Teeth and Tongue Landscape


CHAPTER ONE


The world is made out of meat.

It is not dirt/rocks/water anymore. It is flesh -- warm, sweat-hairy flesh. A pop-twisting, pulsating, blubber ball of a planet, mutating into slick deformities, leaking oil-tar acids and tangy metals. It grows claws of bone material like trees out of the ground, spider-reaching into the green cloud world to a cold/broken heaven.

I am lofty-running on the flesh dirt, pound-trampling bruises into its soft flab with my heels, no need for any shoes, rushing back from fishing at one of the wax-grease ponds behind Earth’s mountainous left ear. I must get back there as soon as my legs can take me. No time to even examine the fish that I have recently fished, no idea what species it even is.

Well, maybe I can take a quick look.

Just a peek:

I have caught a plump mechanical fish, a cutter fish. It is both metal and meat. Edible, but very tricky to take apart. You need a screwdriver and wrench to disassemble the machine, to get to the food inside.

I need to get back to the city as soon as possible.

I have been all alone for over an hour and the lack of social interaction has turned me all shaky.

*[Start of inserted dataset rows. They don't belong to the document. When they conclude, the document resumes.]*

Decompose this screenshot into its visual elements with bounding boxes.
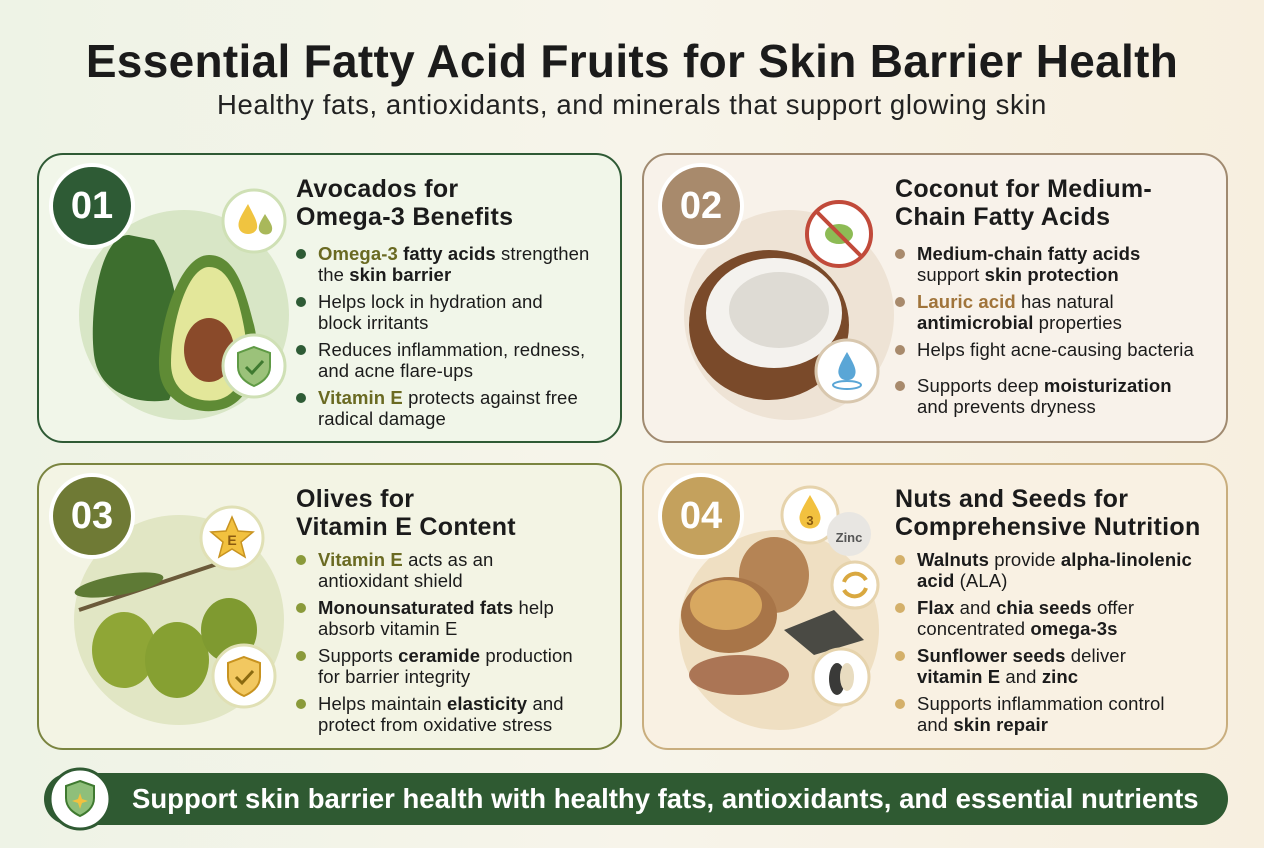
heading: Olives for — [296, 485, 414, 513]
icon: vitamin E star: E — [227, 532, 237, 548]
bullet list — [296, 549, 573, 735]
illustration: coconut — [684, 210, 894, 420]
bullet list: Helps maintain elasticity and — [318, 693, 564, 714]
heading — [895, 485, 1201, 541]
heading: Vitamin E Content — [296, 513, 516, 541]
number badge 01 — [49, 163, 135, 249]
heading: Omega-3 Benefits — [296, 203, 513, 231]
heading — [296, 175, 513, 231]
icon: oil drops — [222, 188, 286, 254]
footer banner — [44, 773, 1228, 825]
bullet list: protect from oxidative stress — [318, 714, 552, 735]
bullet list: Supports ceramide production — [318, 645, 573, 666]
bullet list: antioxidant shield — [318, 570, 463, 591]
bullet list: acid (ALA) — [917, 570, 1007, 591]
icon: sunflower seed — [812, 648, 870, 706]
icon: omega-3 drop: 3 — [806, 513, 814, 528]
illustration: nuts — [679, 530, 879, 730]
number badge 03: 03 — [71, 494, 113, 536]
bullet list: Helps fight acne-causing bacteria — [917, 339, 1194, 360]
icon: water drop — [814, 338, 880, 404]
heading — [296, 485, 516, 541]
bullet list: Walnuts provide alpha-linolenic — [917, 549, 1192, 570]
bullet list: absorb vitamin E — [318, 618, 457, 639]
bullet list: Medium-chain fatty acids — [917, 243, 1140, 264]
heading: Coconut for Medium- — [895, 175, 1152, 203]
heading: Chain Fatty Acids — [895, 203, 1110, 231]
number badge 02: 02 — [680, 184, 722, 226]
bullet list — [296, 243, 589, 429]
bullet list: Omega-3 fatty acids strengthen — [318, 243, 589, 264]
icon: zinc: Zinc — [836, 530, 862, 545]
heading: Avocados for — [296, 175, 458, 203]
number badge 04: 04 — [680, 494, 722, 536]
bullet list: and prevents dryness — [917, 396, 1096, 417]
title: Essential Fatty Acid Fruits for Skin Barrier Health — [86, 35, 1178, 87]
bullet list: block irritants — [318, 312, 428, 333]
bullet list: Sunflower seeds deliver — [917, 645, 1126, 666]
icon: recycle — [830, 560, 880, 610]
bullet list: vitamin E and zinc — [917, 666, 1078, 687]
bullet list — [895, 549, 1192, 735]
footer text: Support skin barrier health with healthy fats, antioxidants, and essential nutrients — [132, 783, 1199, 814]
icon: shield check — [212, 644, 276, 708]
panel: nuts and seeds — [642, 463, 1228, 750]
illustration: avocado — [79, 210, 289, 420]
number badge 02 — [658, 163, 744, 249]
panel: avocados — [37, 153, 622, 443]
bullet list: Helps lock in hydration and — [318, 291, 543, 312]
bullet list: the skin barrier — [318, 264, 451, 285]
icon: zinc — [827, 512, 871, 556]
bullet list: support skin protection — [917, 264, 1119, 285]
heading — [895, 175, 1152, 231]
bullet list: and skin repair — [917, 714, 1048, 735]
bullet list — [895, 243, 1194, 417]
heading: Comprehensive Nutrition — [895, 513, 1201, 541]
number badge 04 — [658, 473, 744, 559]
bullet list: Supports inflammation control — [917, 693, 1165, 714]
icon: no bacteria — [805, 200, 873, 268]
bullet list: Flax and chia seeds offer — [917, 597, 1134, 618]
bullet list: and acne flare-ups — [318, 360, 473, 381]
bullet list: for barrier integrity — [318, 666, 470, 687]
bullet list: Lauric acid has natural — [917, 291, 1114, 312]
bullet list: antimicrobial properties — [917, 312, 1122, 333]
bullet list: Vitamin E protects against free — [318, 387, 578, 408]
icon: shield — [222, 334, 286, 398]
panel: olives — [37, 463, 622, 750]
bullet list: Supports deep moisturization — [917, 375, 1172, 396]
icon: vitamin E star — [200, 506, 264, 570]
icon: shield sparkle — [52, 768, 108, 830]
bullet list: Reduces inflammation, redness, — [318, 339, 585, 360]
bullet list: Vitamin E acts as an — [318, 549, 493, 570]
illustration: olives — [74, 515, 284, 725]
bullet list: concentrated omega-3s — [917, 618, 1118, 639]
bullet list: Monounsaturated fats help — [318, 597, 554, 618]
heading: Nuts and Seeds for — [895, 485, 1128, 513]
icon: omega-3 drop — [780, 486, 840, 544]
number badge 03 — [49, 473, 135, 559]
bullet list: radical damage — [318, 408, 446, 429]
subtitle: Healthy fats, antioxidants, and minerals that support glowing skin — [217, 89, 1047, 120]
number badge 01: 01 — [71, 184, 113, 226]
panel: coconut — [642, 153, 1228, 443]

I am nothing when I am alone.


CHAPTER TWO

I’m the only one in the city who eats the fish and animals living on the landscape. The others eat the meat of the Earth, plowing into it with rust-churning bulldozers, collecting flesh in the same manner they collected minerals from the sides of dirt mountains all those years ago. But I prefer to eat the cute wild animals. They are much more friendly to my tongue when being eaten.

The city is just ahead:

A small cluster of sky-towers, five of them -- cracks and black crab-vines creeping up and around their sides -- five concrete demon fingers reaching out of the ground. And four letters are leaking out of the sides of my face:

H O M E

I can relax now. I am home.

I can even spell home backwards. It is one of the words I have chosen to remember after books and writing left civilization. I feel very comfortable at home. It is where all the people in the world live. I write it in the sweaty meat ground when I bend over to catch my breath from running, cutting the skin with a hook and watching the words bleed. Of course, I keep the towers (aka home) in the corner of my sight during the process of writing. I am so happy to be back. If it weren’t for the friendly-tasting fish that live so far away, I would never ever leave my home at all.


CHAPTER THREE

I step into town, pass a well that centers the five towers, used for pumping blood and juices from the Earth, used for our drinking, cleaning, feeding the white toe-odorous fruits that grow from the Earth’s hairs.

There is nobody outside. The wind hush-flows against the buildings and hair gardens and patchwork automobiles. People are always inside these days, always hiding from the grotesque outdoors. I want to be inside with them.

The sky is going from green into red as I enter the only asphalt street on the landscape. The atmosphere has changed as well as the Earth. It no longer goes from day to night, white to black. There is no nightfall or daybreak. It goes from a world of green to a world of red.

Right now, redfall is upon us:

The deep bloody red swirls into the light lime green, making it swamp-like, eating its fluffy texture away. The red is heavy, sagging low to the flesh-surface, making crackles and squishy sounds as I enter my home tower.

Most people sleep during redtime. They are too intimidated to stay conscious. Its appearance is terribly distorted, rot- demonic. I can handle it most of the time, but it gets to me too every now and then. I am definitely more comfortable indoors.

Within my home tower, I discover a dust-eerie silence. The silence slithering down from the stairs, curling around my ankles, slipping into my ears and mouth and nostrils.

The place is inert.

I tap the steps up to the second floor, wary-watching for signs of life.

“Where is everyone?” I ask the sweaty walls, discarding my rod and cutter fish on a table-shaped tooth, the cutter fish squeak-flapping its metal fins.

I enter the first room I come across -- all rooms look the same, with the same furniture inside, the same layout, the same familiar emotions -- but the person is not within. Vanished. An old woman who is usually cleaning her clothes in Earthsweat at this time everyday. Gone. I go to the other rooms, all of them empty. No sign of human life besides a strong aura of depression they left behind. And I have to hold myself up with a cane so that I don’t become dizzy and fall down the stairs.

“What’s going on?” I scream at the silence. “Where did you take them?”